O juiz Evaldo Dantas Segundo, em processo da comarca de Governador Dix-Sept Rosado, recitou em versos o seu veredito em que julgou procedente o pedido de reparação financeira por abandono afetivo, condenando um pai ao pagamento de R$ 50 mil a sua filha. De acordo com o magistrado, os versos foram uma forma de chamar a atenção do réu de uma maneira menos científica e mais sentimental. “É uma forma de fazê-lo refletir sobre o que fez e quem sabe correr atrás do tempo perdido, afinal, escrever em um texto puramente jurídico talvez não atingisse tal escopo”, destacou.

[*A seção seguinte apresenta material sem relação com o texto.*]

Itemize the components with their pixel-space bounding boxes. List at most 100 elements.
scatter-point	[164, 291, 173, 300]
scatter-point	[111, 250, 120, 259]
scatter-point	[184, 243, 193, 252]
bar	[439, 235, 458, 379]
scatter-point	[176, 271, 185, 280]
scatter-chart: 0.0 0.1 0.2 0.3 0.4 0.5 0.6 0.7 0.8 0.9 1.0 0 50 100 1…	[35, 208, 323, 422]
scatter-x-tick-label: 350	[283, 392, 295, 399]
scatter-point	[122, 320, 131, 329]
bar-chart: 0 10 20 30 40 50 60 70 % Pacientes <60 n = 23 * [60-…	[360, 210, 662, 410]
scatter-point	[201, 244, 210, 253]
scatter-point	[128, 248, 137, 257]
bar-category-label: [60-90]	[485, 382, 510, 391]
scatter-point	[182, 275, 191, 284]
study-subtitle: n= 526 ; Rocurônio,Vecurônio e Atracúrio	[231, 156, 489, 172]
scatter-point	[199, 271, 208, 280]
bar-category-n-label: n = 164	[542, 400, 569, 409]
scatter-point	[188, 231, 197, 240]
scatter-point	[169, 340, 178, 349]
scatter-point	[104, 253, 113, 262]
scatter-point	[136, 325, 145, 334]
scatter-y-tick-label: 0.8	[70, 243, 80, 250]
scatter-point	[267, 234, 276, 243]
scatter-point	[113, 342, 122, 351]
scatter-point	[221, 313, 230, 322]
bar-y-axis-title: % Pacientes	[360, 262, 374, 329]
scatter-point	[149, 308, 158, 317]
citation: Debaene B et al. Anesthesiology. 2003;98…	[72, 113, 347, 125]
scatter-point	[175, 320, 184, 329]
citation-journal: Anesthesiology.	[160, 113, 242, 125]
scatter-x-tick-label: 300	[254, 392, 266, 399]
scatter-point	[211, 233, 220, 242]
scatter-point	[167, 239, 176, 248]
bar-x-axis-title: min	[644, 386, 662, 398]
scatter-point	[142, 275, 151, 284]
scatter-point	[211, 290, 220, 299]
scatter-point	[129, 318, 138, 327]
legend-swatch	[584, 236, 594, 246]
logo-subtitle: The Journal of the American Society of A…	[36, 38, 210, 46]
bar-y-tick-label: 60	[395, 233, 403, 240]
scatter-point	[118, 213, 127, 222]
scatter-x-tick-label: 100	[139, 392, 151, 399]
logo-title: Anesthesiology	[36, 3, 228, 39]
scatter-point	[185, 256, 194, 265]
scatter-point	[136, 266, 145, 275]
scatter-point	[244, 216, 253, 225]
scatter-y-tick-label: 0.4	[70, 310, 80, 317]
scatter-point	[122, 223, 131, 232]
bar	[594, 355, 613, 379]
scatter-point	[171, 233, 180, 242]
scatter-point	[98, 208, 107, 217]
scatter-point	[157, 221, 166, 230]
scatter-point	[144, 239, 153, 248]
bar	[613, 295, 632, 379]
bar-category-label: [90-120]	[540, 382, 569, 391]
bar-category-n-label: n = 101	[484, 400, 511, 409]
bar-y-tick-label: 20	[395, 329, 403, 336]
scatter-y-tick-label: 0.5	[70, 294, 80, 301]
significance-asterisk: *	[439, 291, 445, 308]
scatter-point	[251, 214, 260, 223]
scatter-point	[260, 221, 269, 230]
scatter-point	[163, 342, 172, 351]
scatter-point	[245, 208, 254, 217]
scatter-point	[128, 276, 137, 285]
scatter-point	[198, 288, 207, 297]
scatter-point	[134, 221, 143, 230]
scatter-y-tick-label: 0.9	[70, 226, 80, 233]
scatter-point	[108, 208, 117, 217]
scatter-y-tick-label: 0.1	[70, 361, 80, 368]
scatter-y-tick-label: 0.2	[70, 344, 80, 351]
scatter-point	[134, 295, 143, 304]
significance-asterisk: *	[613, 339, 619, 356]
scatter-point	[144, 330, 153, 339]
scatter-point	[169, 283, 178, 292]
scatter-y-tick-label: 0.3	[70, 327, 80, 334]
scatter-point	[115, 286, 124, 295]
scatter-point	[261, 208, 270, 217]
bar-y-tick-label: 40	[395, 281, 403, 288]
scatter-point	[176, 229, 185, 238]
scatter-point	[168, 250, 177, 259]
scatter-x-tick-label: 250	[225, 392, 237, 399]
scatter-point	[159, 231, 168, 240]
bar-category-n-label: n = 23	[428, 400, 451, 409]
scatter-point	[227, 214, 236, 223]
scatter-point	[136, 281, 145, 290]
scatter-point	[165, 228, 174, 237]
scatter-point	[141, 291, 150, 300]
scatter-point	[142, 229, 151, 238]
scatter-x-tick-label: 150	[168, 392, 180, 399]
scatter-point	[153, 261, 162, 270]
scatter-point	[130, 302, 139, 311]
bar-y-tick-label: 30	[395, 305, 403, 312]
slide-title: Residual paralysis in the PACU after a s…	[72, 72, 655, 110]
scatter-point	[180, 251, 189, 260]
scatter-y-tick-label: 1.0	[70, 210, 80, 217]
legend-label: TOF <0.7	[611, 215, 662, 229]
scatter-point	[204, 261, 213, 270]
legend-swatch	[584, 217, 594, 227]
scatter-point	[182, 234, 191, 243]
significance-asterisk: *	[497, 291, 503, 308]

A sentença destaca que embora o réu tenha reconhecido formalmente a autora como filha, ele deixou de prestar-lhe assistência material por muitos anos e jamais prestou assistência emocional. Segundo o que consta, em virtude do abandono sofrido, a autora sofre com quadro de emagrecimento e diminuição no rendimento escolar, além de outros transtornos psíquicos.
Citado, o réu não contestou a ação e foi decretada revelia. Apesar de, nesse caso, o Código de Processo Civil afirmar que as alegações formuladas pelo autor devem ser consideradas verdadeiras, foram produzidas provas testemunhal e pericial.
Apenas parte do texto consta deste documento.